After that, everything just flowed. “It was just like my artist light was on. I think that’s the first time in my life that anything has ever happened like this,” she shares. “I’ve always been able to song write, but it’s always taken time and it’s always been, like lyric-wise, it’s always been in spurts. This just poured out.”
From there, orchestrator Michi Wiancko helped her transform her music into a full-fledged symphony. “She understood…and she was just so on with me. I said, ‘That needs to be written in the music that way.’ And she said, ‘Yes, I got you. However you give this to me is how we’re going to write it so it will sound like that.’ And it does!”
Writing her first symphony should have been nerve-wracking, but it was more of a triumph.
“[This is] me being able to walk into that unknown and show people that you can step outside of your fear — you can have a second chance at life even if you have major traumatic things that have happened to you,” she says.
She says it also made her stronger in her belief that we all can do anything we put our minds to. “I don’t care if I don’t have these credentials or if I don’t write this music on a staff or if I don’t do these classical things and have this technical talk that y’all have.
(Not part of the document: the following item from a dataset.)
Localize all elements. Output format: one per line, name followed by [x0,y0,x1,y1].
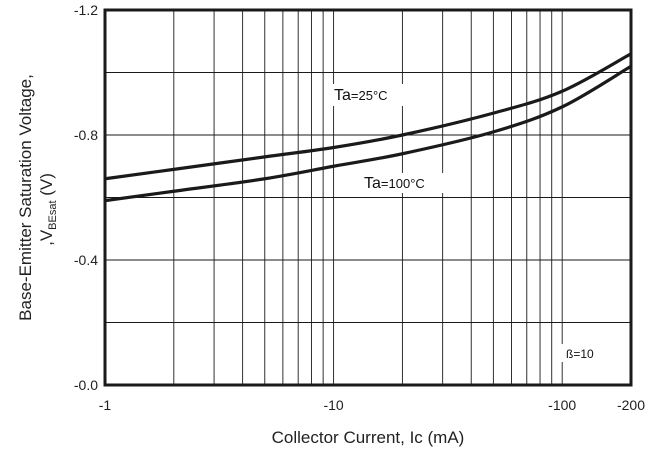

“And, I want people to have that same kind of confidence and not thinking that they have to have these things in order to get the opportunities in life that they want to get. Some stuff we really have the power to make happen, and we can step outside of the barriers that are against us and still be like, ‘Nah, I’m going to get this done.’”
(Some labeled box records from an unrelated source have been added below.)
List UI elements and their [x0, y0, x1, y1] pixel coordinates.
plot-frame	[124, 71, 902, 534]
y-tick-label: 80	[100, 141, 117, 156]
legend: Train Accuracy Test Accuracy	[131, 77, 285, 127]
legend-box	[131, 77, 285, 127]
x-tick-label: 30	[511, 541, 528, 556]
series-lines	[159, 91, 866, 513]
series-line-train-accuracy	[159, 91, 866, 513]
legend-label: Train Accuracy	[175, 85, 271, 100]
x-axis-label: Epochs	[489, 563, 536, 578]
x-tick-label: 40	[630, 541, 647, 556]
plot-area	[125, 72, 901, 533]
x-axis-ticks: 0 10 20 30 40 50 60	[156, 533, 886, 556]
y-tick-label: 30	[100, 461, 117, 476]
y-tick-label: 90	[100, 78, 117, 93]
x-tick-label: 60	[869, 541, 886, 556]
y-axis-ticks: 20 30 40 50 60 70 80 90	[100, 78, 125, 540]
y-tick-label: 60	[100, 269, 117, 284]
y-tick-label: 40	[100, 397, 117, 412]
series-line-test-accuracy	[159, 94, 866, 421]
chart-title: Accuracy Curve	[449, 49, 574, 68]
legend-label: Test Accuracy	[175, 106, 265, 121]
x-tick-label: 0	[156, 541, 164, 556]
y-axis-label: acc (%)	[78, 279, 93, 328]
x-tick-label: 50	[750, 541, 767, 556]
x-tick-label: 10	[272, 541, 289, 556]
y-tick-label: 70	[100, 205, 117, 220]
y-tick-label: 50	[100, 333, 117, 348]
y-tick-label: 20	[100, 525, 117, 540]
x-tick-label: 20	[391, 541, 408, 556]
But that triumph didn’t happen overnight. French has more than 20 years in the music industry, even longer in the theater, appearing in her first production at the age of five. But she hit a low point even before the back-to-back deaths of her parents in 2010 and 2011. “I was already feeling defeated about the industry. I had stopped gigging. I was just done.”
She packed her bags and left for Hawaii. “I went somewhere that I’ve never been in my life. I knew nobody down there. I just kind of had gotten a word in my head that said, ‘If you don’t go, you will die.’ And not necessarily in a physical way, but everything that I have been and that I’ve come this far to be, I will lose that if I didn’t get away from here and go heal and go heed the word.”
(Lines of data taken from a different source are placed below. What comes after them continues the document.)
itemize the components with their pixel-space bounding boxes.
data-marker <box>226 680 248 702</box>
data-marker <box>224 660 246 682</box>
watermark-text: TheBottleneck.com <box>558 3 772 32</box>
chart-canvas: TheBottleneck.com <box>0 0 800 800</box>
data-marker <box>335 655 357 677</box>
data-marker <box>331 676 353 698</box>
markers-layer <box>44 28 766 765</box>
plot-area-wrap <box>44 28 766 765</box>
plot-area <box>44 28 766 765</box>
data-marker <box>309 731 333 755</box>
She returned in 2013 with a newfound passion for music and for the past six years has been on the grind — forming a band, releasing a full-length album, and receiving numerous awards (including an Emmy, First Avenue’s Best New Band in 2014, and City Pages’ Best New R&B Artist in 2015).
“I’m a believer in manifestation and all that — I came back with the intention and with the purpose and with a very strong knowing of what I was trying to achieve. But, for me to come back and then all this stuff starts happening… I really could hear my mother telling me, ‘Nah, you got to go back home. You’re not done.’”
And, she’s still moving forward. Even before its world premiere, the piece is garnering major buzz. Twin Cities PBS has followed her creative process and will feature the piece in its award-winning “MN Original” series, and MPR has committed to recording the symphony’s debut. French is also mapping out future performances.
When asked what she hopes to leave on the stage, she says it’s the “legacy of her mother’s love. I hope that everything that pours out of me shows how profound her effect was on me and on the community.”
She also hopes the piece speaks to the spirit of the old Rondo neighborhood. “I hope [the audience] understands how much I love and value where we come from and the things that have made us who we are together.”
She adds, “If I keep telling my stories, stories about the people that were in the community or the community itself, you can’t erase us.”
“A Requiem for Zula” will debut as part of SPCO’s inaugural Tapestry19 Festival. The show will run Friday, Feb. 15 and Saturday, Feb. 16 at 8 pm at Ordway Concert Hall in St. Paul. It will also run Sunday, Feb. 17, 2 pm at Benson Great Hall in Arden Hills.